Нонна покачала головой.
— Заявил, что не может иметь детей. В детстве переболел свинкой. Женившись на мне, он все годы нашего брака обманывал меня и родителей. Я больше всего на свете хотела детей, Джоцци, и он женился на мне, прекрасно об этом зная. Поэтому я ударила его, потом еще и еще. Я была в бешенстве. Злилась за все десять лет, что утешала себя единственной мыслью — может, брак с ним и не принес счастья, зато в скором будущем у нас появятся дети, уж они-то станут моей отрадой.
— Почему ты тогда от него не ушла? – спросила я, в замешательстве качая головой.
— Ох, Джоцци, ты так и не поняла, — вздохнула она. — Представляешь себе, во что бы превратилась моя жизнь, если б я вышла за Маркуса? А что бы тогда случилось с моей сестрой? Люди не знают жалости. Они превратили бы наши жизни в ад. Но самое главное — подумай о Кристине. Представь, как бы обращались с моей дорогой Кристиной в те далекие времена? Это не твоя современность, Джоцци. Она осталась бы одна. Ни тебе австралийцев, ни итальянцев. Люди бы плевали в нее и обзывали ничтожеством.
— И ты осталась с ним?
— Он не имел ничего против. Мне кажется, он сгорел бы со стыда, если б люди прознали о том, что для зачатия ребенка его жене понадобился другой мужчина. Он пообещал, что будет воспитывать ее как родную, если я больше не навлеку на него позора, и, дабы защитить свое дитя, я осталась. Никто не узнал. Франческо сдержал обещание.

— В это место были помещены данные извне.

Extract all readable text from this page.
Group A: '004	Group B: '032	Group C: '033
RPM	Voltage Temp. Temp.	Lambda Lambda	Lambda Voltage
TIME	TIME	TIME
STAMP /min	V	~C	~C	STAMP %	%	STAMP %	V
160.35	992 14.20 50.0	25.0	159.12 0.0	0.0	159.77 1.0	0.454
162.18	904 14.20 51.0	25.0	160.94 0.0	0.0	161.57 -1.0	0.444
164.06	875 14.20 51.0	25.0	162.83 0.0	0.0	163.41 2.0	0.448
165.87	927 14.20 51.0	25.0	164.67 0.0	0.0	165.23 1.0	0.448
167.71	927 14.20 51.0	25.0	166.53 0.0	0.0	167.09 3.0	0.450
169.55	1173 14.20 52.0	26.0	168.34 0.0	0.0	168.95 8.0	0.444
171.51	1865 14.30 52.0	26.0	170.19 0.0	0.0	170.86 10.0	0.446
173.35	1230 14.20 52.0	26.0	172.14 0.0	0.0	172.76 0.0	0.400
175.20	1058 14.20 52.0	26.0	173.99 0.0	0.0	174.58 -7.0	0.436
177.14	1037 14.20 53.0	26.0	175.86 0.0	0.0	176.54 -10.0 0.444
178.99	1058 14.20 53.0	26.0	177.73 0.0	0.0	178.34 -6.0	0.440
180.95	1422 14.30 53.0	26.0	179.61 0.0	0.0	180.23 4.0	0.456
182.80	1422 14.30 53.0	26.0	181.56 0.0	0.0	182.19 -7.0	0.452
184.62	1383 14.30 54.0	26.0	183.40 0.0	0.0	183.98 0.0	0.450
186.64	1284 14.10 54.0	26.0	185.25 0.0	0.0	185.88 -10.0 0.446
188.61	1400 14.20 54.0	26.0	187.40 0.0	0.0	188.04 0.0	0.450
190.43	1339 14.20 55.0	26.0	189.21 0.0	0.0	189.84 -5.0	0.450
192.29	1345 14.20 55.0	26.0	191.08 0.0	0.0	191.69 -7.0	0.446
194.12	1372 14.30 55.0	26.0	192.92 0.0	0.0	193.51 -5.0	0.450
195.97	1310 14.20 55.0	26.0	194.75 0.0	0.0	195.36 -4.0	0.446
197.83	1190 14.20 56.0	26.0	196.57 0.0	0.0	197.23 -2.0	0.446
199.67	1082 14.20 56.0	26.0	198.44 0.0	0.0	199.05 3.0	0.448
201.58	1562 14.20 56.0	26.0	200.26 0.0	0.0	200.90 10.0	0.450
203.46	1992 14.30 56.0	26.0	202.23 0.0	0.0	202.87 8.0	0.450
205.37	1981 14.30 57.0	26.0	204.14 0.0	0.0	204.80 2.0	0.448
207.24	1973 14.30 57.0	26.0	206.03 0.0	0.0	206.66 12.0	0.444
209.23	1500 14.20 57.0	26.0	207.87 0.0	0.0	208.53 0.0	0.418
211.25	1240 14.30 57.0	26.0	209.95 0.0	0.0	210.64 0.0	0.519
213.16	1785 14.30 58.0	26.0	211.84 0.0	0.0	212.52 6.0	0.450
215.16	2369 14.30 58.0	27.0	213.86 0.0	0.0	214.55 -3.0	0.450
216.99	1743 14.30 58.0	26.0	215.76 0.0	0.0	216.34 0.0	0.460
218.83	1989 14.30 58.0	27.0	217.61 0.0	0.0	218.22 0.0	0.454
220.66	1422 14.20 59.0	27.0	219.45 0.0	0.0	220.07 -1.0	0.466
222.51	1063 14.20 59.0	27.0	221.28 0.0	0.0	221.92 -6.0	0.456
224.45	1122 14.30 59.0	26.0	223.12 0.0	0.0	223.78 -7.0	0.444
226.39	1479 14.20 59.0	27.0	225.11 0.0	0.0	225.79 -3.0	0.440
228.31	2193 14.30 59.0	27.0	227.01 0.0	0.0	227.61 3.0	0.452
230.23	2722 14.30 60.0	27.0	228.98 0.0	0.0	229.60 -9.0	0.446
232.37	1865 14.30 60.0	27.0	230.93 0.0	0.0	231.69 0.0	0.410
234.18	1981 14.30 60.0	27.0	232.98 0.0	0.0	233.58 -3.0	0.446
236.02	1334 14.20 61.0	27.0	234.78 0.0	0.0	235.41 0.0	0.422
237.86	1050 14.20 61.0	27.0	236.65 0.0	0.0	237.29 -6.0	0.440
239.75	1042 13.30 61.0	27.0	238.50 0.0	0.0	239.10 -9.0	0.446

— Но вам с мамой пришлось за это расплачиваться. — Я покачала головой. — Я бы с ним не осталась, нонна. На твоем месте я бы поступила как эгоистка и подумала о себе.
— Нет. Когда-нибудь ты поймешь, Джоцци. Наступит день, когда у тебя будут дети, и тогда ты поймешь, что значит жертва.
— Я бы ушла к Маркусу Сандфорду, — упрямо заявила я. — Как ты смогла больше с ним не видеться?
— Я вижу его всякий раз, когда смотрю на Кристину. Джоцци, ты никогда не задумывалась, откуда в ней такая мягкость? Это ощущение спокойствия? Эта черта досталась ей от отца. Что очень греет мою душу.
— Почему же ты ей не сказала? Мама бы все поняла.
— Когда она забеременела, мое сердце разбилось. Но переживала я не за себя и Франческо. А за нее. Мне хотелось взять ее на руки и больше не отпускать. Я бы на собственной спине протащила ее все эти девять месяцев, если бы выпала такая возможность. Но он смотрел на меня с такой ненавистью, что я понимала — попытаюсь помочь, и он разрушит ее жизнь. Поэтому я сказала: «Да, Франческо. Как скажешь, Франческо». Когда в детстве она совершала то, чего он не одобрял, я твердила: «Да, Франческо. Она неправа, Франческо». Ох, Джоцци, я годами жила, ожидая, когда Господь меня покарает. Те годы вдали от Кристины и тебя, когда ты была малышкой, и стали моей карой. После его смерти Кристина вернулась домой, но затаила обиду, и того, что между нами было, уже никогда не исправить.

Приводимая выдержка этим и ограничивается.